The role of electronic medical records in medical malpractice

Advanced technology has infiltrated nearly all areas of daily life, including health care practices. New technology has made it possible for physicians to share medical records, transmit prescriptions and record notes regarding patients’ history, allergies, adverse reactions, conditions and treatments. Just like other types of technology, however, glitches and mistakes can occur. Yet, when mistakes occur with health care records, peoples’ lives are put on the line.

One woman, suffering from excruciating head pain, passed away after the order her doctor electronically sent for a brain scan did not get transmitted to the lab. Another incident involved electronic records software that failed to add patient notes on the right patient’s profile. Some patient’s drug profiles were added to the wrong patients as well. Prescriptions did not show the proper start and stop dates. Lab screenings orders were not transmitted, and if the screenings were conducted, the results were not posted under the right patients. All of these errors could lead to significant patient injuries and even death.

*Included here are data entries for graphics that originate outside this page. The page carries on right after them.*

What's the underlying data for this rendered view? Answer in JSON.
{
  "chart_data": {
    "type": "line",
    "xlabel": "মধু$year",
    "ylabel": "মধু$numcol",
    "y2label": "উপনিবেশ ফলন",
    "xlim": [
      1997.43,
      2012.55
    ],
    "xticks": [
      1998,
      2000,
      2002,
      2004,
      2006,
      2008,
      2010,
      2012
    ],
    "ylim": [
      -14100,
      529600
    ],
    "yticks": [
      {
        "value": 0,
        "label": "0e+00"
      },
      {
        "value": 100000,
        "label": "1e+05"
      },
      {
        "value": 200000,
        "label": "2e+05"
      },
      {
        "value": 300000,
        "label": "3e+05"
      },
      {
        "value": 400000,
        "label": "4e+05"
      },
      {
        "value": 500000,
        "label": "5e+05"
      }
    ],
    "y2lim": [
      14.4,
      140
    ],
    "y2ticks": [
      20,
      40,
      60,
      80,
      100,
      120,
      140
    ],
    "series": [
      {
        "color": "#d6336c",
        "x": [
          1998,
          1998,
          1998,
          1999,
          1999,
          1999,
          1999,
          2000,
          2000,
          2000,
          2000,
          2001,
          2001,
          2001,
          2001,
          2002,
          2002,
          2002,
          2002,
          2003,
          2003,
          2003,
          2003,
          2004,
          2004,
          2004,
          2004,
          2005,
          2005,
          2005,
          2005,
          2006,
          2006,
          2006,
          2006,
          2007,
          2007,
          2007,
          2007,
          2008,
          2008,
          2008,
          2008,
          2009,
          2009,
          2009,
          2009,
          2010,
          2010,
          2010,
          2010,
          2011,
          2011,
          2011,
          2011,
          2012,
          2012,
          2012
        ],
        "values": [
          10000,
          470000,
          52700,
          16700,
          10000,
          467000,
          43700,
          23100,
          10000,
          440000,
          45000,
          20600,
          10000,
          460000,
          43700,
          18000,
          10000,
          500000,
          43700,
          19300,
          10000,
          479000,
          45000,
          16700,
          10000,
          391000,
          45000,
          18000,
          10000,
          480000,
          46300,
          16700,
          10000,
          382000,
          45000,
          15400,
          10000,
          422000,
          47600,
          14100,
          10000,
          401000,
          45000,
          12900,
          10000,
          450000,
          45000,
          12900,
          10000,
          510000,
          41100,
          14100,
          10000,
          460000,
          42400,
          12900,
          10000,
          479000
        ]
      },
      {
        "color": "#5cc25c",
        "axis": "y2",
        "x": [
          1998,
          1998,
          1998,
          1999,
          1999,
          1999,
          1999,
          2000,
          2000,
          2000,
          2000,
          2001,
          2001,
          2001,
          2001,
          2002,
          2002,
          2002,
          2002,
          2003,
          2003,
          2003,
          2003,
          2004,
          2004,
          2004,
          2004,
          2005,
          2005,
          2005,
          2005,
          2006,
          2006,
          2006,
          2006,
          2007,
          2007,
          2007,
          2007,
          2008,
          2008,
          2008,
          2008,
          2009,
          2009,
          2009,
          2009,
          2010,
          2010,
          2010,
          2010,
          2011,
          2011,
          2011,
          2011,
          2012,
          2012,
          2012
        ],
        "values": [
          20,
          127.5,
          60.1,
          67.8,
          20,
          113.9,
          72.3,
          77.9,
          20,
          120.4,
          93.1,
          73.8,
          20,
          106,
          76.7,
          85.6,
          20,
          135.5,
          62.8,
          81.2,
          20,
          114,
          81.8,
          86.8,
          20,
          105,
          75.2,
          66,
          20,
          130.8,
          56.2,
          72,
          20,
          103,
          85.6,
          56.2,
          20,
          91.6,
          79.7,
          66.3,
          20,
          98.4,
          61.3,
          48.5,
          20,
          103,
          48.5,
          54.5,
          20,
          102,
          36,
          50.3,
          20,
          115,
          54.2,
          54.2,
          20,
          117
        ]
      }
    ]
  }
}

Another issue arises in the fact that electronic health record software may not be user friendly for some physicians. Doctors are clicking through health records all day and may make a wrong click, which could lead to a critical error, such as ordering the wrong prescription medication, screening test or making a misdiagnosis. Failing to make a click could lead to damages as well. As software companies struggle to fix these weak points, doctors and patients should keep on the lookout for potential medical mistakes that could lead to long-term injuries, unnecessary treatments or fatal errors.